Catholicism and support for the rights of all human beings grew in Poland after communist control ended. According to the report, abortions were legal and widely available in Poland when the communists ruled the country, but things changed when they fell from power. In 1993, parliament passed a law to protect unborn babies from abortions in most cases.
“There was no sexual revolution in Poland. On the contrary, we had a religious renewal, because the mobilisation against the communist regime was associated with religion,” sociologist Katarzyna Zielinska told the news outlet.
And with that change came changes in attitudes among Poles about the value of unborn babies.
Here’s more from the report:
In 1992, 47 percent of Poles believed abortion should be permitted in difficult financial circumstances, according to the CBOS institute.
By 2016, approval was down to 14 percent.
The decrease can be attributed to multiple factors, including the tendency for laws to shape attitudes …
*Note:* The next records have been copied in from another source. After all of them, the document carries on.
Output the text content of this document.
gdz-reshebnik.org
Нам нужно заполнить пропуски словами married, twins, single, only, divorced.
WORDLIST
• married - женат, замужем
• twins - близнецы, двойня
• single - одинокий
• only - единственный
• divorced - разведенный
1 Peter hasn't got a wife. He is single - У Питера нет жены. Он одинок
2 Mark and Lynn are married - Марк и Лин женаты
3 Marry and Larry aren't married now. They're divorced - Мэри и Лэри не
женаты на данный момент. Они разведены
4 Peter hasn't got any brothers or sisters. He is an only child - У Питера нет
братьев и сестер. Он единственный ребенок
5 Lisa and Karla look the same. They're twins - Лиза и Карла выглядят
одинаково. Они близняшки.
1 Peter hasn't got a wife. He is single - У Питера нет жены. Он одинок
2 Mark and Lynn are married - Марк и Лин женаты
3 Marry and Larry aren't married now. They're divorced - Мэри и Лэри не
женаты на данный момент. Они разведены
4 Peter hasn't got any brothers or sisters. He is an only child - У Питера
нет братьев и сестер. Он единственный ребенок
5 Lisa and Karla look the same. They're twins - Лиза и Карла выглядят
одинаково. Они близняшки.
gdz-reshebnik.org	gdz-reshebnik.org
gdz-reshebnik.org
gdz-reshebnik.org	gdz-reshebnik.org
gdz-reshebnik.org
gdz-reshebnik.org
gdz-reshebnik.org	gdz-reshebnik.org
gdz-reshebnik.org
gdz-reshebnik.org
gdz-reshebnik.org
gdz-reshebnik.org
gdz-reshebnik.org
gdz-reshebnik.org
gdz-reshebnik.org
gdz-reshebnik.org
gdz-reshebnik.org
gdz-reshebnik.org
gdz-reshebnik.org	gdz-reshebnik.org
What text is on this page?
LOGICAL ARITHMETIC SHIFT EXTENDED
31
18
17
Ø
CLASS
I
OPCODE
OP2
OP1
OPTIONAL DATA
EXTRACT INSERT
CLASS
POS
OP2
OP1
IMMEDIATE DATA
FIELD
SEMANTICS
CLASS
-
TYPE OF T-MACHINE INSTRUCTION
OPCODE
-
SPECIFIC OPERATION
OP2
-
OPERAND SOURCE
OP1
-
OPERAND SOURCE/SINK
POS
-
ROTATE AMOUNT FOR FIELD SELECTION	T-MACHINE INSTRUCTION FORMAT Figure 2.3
More recent polls indicate that the “devout Catholic country is far from turning pro-choice,” the report continues. These include an October poll by Kantar that found 22 percent support abortion on demand, while 62 percent believe abortion should be legal only in certain cases and 11 percent believe it should be completely illegal.
Another poll by Estymator this fall found 67 percent support the existing law, while only 19 percent want the country to expand abortions.
Szostkiewicz, who is sympathetic to the pro-abortion protesters, seemed skeptical that Poland will act on abortion activists’ demands any time soon.
He said the young pro-abortion movement “will most likely grow in strength, and will have an effect on broader public opinion. But will that happen now or in the near future? I don’t know.”
But pro-life advocates also are active in the country, working to educate people about unborn babies’ value and support them and their families.
“One cannot kill a child for being sick. This is not a fetus, it is a child,” MP Maria Kurowska, of United Poland, told Reuters in October.
Mikolaj Pawlak, the commissioner for child rights in Poland, celebrated after the nation’s high court recognized that it is wrong to discriminate against unborn babies with disabilities.
“The decision of the Constitutional Court declaring eugenic abortion incompatible with the constitution is a victory of life over death,” Pawlak said. “It is a restoration of equal rights for every human being, including those who have not yet been born.”
Polish health officials reported 1,100 abortions in 2019.